A beast may well be hobbled, but still have the strength to lash out through increasingly concentrated and desperate violence, should the beast (unconstrained by trivial matters such as the rule of law) sense power slipping away. Herzen only came to fully appreciate the nasty bite of the hobbled beast later in his life; and one year after his death, intense counter-revolutionary violence crushed the nascent Paris Commune, whose moment of vibrant autonomy did not survive the resulting carnage.

CRUSHED BY THE HOBBLED
In our own time, we witness increasingly perverse innovations in the technologies of crowd control (such as sound cannons); increasingly cruel technologies of detention and incarceration such as the Communication Management Unit, specifically designed to isolate and destroy autonomous voices, even (or should we say particularly) those voices joined in prayer:
Restricted for the moment to designated “terrorists”, such as the demonized John Walker Lindh, could anyone doubt that the use of CMUs would become far more widespread should there be more widespread clamor for a more equitable and just society?

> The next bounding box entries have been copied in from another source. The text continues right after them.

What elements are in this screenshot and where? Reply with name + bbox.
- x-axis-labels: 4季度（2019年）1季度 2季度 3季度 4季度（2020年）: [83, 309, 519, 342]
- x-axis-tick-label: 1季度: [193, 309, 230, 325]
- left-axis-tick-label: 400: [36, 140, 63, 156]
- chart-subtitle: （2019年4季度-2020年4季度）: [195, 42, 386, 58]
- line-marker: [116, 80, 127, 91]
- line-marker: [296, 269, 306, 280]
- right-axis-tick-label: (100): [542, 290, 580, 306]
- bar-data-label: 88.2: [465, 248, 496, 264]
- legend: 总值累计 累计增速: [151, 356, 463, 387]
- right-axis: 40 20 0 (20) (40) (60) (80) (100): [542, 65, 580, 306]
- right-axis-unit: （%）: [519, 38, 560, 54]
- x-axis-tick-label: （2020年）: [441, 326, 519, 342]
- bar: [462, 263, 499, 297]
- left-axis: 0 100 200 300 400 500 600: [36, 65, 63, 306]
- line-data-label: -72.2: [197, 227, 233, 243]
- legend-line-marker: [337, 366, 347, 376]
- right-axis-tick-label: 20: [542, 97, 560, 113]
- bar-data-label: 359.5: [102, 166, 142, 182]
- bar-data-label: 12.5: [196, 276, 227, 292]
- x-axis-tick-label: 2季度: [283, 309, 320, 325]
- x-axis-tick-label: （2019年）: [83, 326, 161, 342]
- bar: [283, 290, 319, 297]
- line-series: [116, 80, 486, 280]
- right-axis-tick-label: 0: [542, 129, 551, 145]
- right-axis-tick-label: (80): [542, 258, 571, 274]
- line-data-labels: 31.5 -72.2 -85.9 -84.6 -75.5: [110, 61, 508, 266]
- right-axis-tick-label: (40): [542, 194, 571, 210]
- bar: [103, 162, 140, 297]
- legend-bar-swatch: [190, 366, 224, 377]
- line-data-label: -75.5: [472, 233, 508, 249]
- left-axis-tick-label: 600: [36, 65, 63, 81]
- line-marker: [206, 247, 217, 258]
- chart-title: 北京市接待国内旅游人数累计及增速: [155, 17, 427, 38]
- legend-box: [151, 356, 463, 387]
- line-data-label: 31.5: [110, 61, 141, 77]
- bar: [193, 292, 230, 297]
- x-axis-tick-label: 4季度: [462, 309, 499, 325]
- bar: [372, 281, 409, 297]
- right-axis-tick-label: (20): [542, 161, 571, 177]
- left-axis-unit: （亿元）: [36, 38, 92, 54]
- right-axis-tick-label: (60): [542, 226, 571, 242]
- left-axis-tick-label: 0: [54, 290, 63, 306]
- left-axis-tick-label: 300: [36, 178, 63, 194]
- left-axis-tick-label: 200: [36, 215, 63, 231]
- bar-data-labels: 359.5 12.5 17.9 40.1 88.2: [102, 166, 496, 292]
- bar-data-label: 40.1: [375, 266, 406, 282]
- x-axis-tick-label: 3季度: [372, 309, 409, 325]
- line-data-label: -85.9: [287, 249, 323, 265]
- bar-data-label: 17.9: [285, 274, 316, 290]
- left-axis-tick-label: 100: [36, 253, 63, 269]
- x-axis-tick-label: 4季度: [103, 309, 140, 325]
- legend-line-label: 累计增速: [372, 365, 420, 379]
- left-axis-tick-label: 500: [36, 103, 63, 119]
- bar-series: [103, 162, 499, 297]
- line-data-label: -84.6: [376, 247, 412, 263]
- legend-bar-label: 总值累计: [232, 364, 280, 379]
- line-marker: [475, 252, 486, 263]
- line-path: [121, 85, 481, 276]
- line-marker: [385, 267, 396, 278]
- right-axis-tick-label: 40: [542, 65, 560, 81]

At DP, we have been proposing (among other things) that history is a struggle over what bodies retain the right to move freely, and what bodies are restrained. History is also a struggle over what bodies have the right to freely express their subjectivity, and what bodies must be disciplined into silence. Hence the significance of Lawrence Weschler’s brilliant insight, shaped through long and close study, that torture is a form of pedagogy – a teaching designed to unravel a coherent subjectivity whose expression of the self becomes inconvenient for the desire of rulers and their agents to retain their freedom to rape and plunder, unimpeded.
We do not use the word rape rhetorically; in recent days, we have been made aware of the important documentary, The Invisible War, in which a group of tenacious young men and women refuse to observe the code of silence used by certain viciously corrupt military units that have engaged in repeated sexual assault of fellow soldiers.
How does a chain of command become so twisted that such acts were not just covered up, but in some cases positively sanctioned, if not routinized? How do we come to grips with a command mentality that then inflicts even deeper abuse through blaming/demonizing the victims and through mobilizing bogus psychological assessments?
Whatever the psychopathology of this particularly abysmal history of abuse, when some better future emerges from the inevitable wreckage of our rotten and morally vacant society, we will need to find strength and inspiration in such individual and collective acts of brave refusal; the refusal to obey a corrupt order of things by vocal and tenaciously autonomous human beings, the ones who refuse to play along with the rulers and their agents, in all their violence.
Hobbled enough, and the beasts will eat their own, and then each other. Such are the morbid symptoms of a terminal condition.